Although horrific, we note it is not as bad as it could be. The cross-viewing American Atheists only endure “symptoms of depression” and not actual full-blown depression itself. And none has (yet) claimed to have outright expired from seeing objects of faith.

Power of the CrossThe good news is that this syndrome is not unknown to medical science. It has long been identified as a malady suffered by vampires and several other species of the undead. But this is the first time it has been identified in American Atheists.

Science is yet silent on how American Atheists react to holy water, however, though experiments with garlic are progressing.

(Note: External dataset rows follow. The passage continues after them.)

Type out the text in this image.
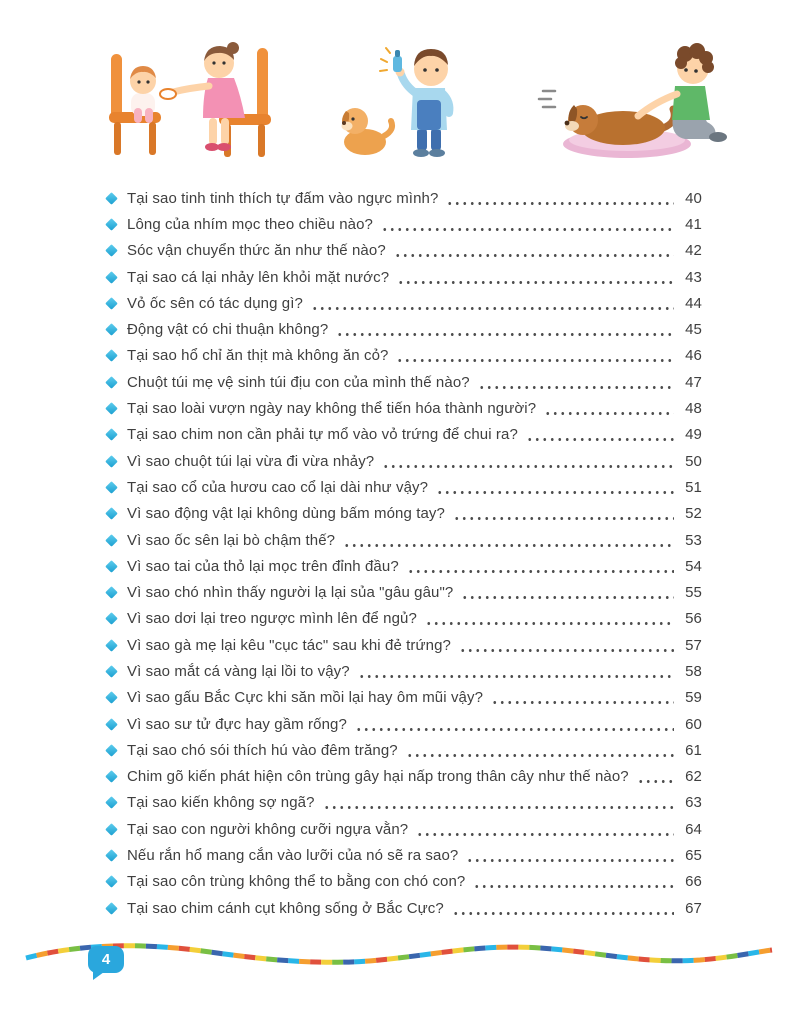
Tại sao tinh tinh thích tự đấm vào ngực mình?	40
Lông của nhím mọc theo chiều nào?	41
Sóc vận chuyển thức ăn như thế nào?	42
Tại sao cá lại nhảy lên khỏi mặt nước?	43
Vỏ ốc sên có tác dụng gì?	44
Động vật có chi thuận không?	45
Tại sao hổ chỉ ăn thịt mà không ăn cỏ?	46
Chuột túi mẹ vệ sinh túi địu con của mình thế nào?	47
Tại sao loài vượn ngày nay không thể tiến hóa thành người?	48
Tại sao chim non cần phải tự mổ vào vỏ trứng để chui ra?	49
Vì sao chuột túi lại vừa đi vừa nhảy?	50
Tại sao cổ của hươu cao cổ lại dài như vậy?	51
Vì sao động vật lại không dùng bấm móng tay?	52
Vì sao ốc sên lại bò chậm thế?	53
Vì sao tai của thỏ lại mọc trên đỉnh đầu?	54
Vì sao chó nhìn thấy người lạ lại sủa "gâu gâu"?	55
Vì sao dơi lại treo ngược mình lên để ngủ?	56
Vì sao gà mẹ lại kêu "cục tác" sau khi đẻ trứng?	57
Vì sao mắt cá vàng lại lồi to vậy?	58
Vì sao gấu Bắc Cực khi săn mồi lại hay ôm mũi vậy?	59
Vì sao sư tử đực hay gầm rống?	60
Tại sao chó sói thích hú vào đêm trăng?	61
Chim gõ kiến phát hiện côn trùng gây hại nấp trong thân cây như thế nào?	62
Tại sao kiến không sợ ngã?	63
Tại sao con người không cưỡi ngựa vằn?	64
Nếu rắn hổ mang cắn vào lưỡi của nó sẽ ra sao?	65
Tại sao côn trùng không thể to bằng con chó con?	66
Tại sao chim cánh cụt không sống ở Bắc Cực?	67
4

The bad news is that there is but one cure which brings complete remission of the disease. But since this cure is anathema to American Atheists, they must either learn to bear stoically the burdens of their cross (to coin a phrase), or they must resort to palliative care.

This consists in accumulating historical knowledge, and with it precious perspective; but it also means awakening and exercising their dormant senses of humor. The first is accomplished easily, and may be begun, for example, by reading Mr Sekulow’s column.

The second task has been shown to be nearly impossible, however. Experts recommend various strategies, such as canceling subscriptions to the New York Times, eschewing the phrase “equal rights,” and remembering the full version of (relevant clause) of the first amendment, “Congress shall make no law respecting an establishment of religion, or prohibiting the free exercise thereof.”